GitLab: New /add_contacts /remove_contacts quick commands susseptible to XSS from Customer Contact firstname/lastname fields

Summary

In Gitlab 15.0.0 a new Customer Relations feature was added that allows us to use quick actions to find the contact we wish to select.

However, I noticed that if I set the contact’s first name or last name to <script>alert(document.domain)</script> we can get the XSS to trigger when we are attempting to use the quick commands to add/remove a contact.

Steps to reproduce

1. Create a new group.
2. Once the group is created, navigate to the Settings -> General options for the group.
3. Expand the section “Permissions and group features” and under “Customer Relations” make sure “Enable customer relations” is selected.
4. Return back to the group page. On the left side of the screen a new menu option will appear titled “Customer relations”. Select it.
5. Create a new contact with “First name” set to “<script>alert(document.domain)</script>” and “Last name” set to “<script>alert(document.domain)</script>”. Provide an email address and save your changes.
6. The user you created in the previous step should now appear as a contact on the Customer Relations page.
7. Go to the create new project URL (https://gitlab.com/projects/new#blank_project) and under Project URL, select the Group you created earlier.

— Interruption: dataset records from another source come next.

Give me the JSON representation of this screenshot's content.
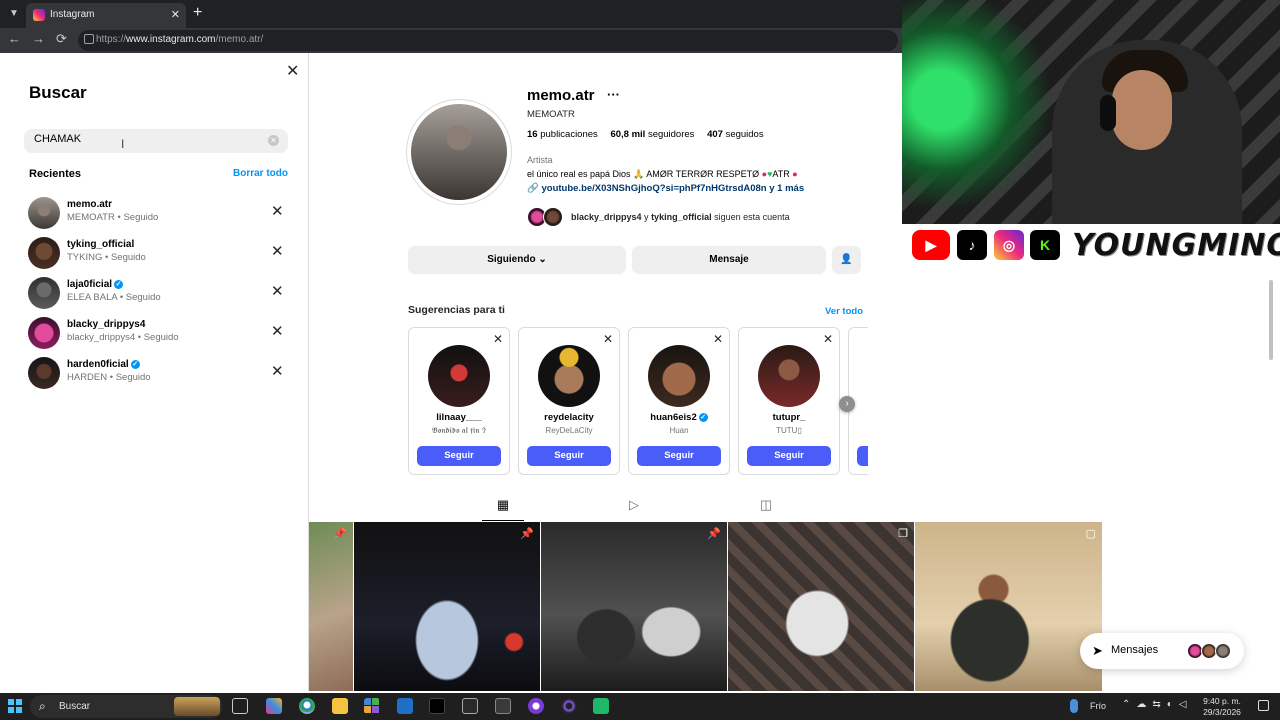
{
  "browser": {
    "tab_title": "Instagram",
    "tab_close": "✕",
    "new_tab": "+",
    "url_prefix": "https://",
    "url_host": "www.instagram.com",
    "url_path": "/memo.atr/"
  },
  "overlay": {
    "social_icons": [
      "youtube-icon",
      "tiktok-icon",
      "instagram-icon",
      "kick-icon"
    ],
    "channel_name": "YOUNGMINOR"
  },
  "search_panel": {
    "title": "Buscar",
    "query": "CHAMAK",
    "clear_glyph": "✕",
    "recents_title": "Recientes",
    "clear_all": "Borrar todo",
    "items": [
      {
        "name": "memo.atr",
        "sub": "MEMOATR • Seguido",
        "verified": false
      },
      {
        "name": "tyking_official",
        "sub": "TYKING • Seguido",
        "verified": false
      },
      {
        "name": "laja0ficial",
        "sub": "ELEA BALA • Seguido",
        "verified": true
      },
      {
        "name": "blacky_drippys4",
        "sub": "blacky_drippys4 • Seguido",
        "verified": false
      },
      {
        "name": "harden0ficial",
        "sub": "HARDEN • Seguido",
        "verified": true
      }
    ]
  },
  "profile": {
    "username": "memo.atr",
    "more": "···",
    "display_name": "MEMOATR",
    "posts_count": "16",
    "posts_label": "publicaciones",
    "followers_count": "60,8 mil",
    "followers_label": "seguidores",
    "following_count": "407",
    "following_label": "seguidos",
    "category": "Artista",
    "bio_text": "el único real es papá Dios 🙏 AMØR TERRØR RESPETØ",
    "bio_end": "ATR",
    "link": "youtube.be/X03NShGjhoQ?si=phPf7nHGtrsdA08n y 1 más",
    "followed_by_1": "blacky_drippys4",
    "followed_by_join": " y ",
    "followed_by_2": "tyking_official",
    "followed_by_suffix": " siguen esta cuenta",
    "following_button": "Siguiendo",
    "message_button": "Mensaje"
  },
  "suggestions": {
    "title": "Sugerencias para ti",
    "see_all": "Ver todo",
    "follow_label": "Seguir",
    "cards": [
      {
        "name": "lilnaay___",
        "sub": "𝕭𝖔𝖓𝖉𝖎𝖉𝖔 𝖆𝖑 𝖋𝖎𝖓 ✞",
        "verified": false
      },
      {
        "name": "reydelacity",
        "sub": "ReyDeLaCity",
        "verified": false
      },
      {
        "name": "huan6eis2",
        "sub": "Huan",
        "verified": true
      },
      {
        "name": "tutupr_",
        "sub": "TUTU▯",
        "verified": false
      }
    ]
  },
  "messages": {
    "label": "Mensajes"
  },
  "taskbar": {
    "search_label": "Buscar",
    "weather": "Frío",
    "time": "9:40 p. m.",
    "date": "29/3/2026"
  },
  "colors": {
    "accent": "#0095f6",
    "follow_button": "#4a5df9",
    "verified": "#0095f6"
  }
}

Give the project a name Ex. “CustomerProject”.
8. Once the project has been created on the left side of the project page select “Issues” and then click “New Issue”.
9. In the description pane type “/add_contacts” so the popup appears, then press “enter” to trigger the XSS.

Impact

Users attempting to utilize the quick commands /add_contacts or /remove_contacts could inadvertently trigger XSS while attempting to add/remove a customer to an issue.

Examples

This bug was discovered originally on my self-hosted 15.0.0 but is reproducible on gitlab.com.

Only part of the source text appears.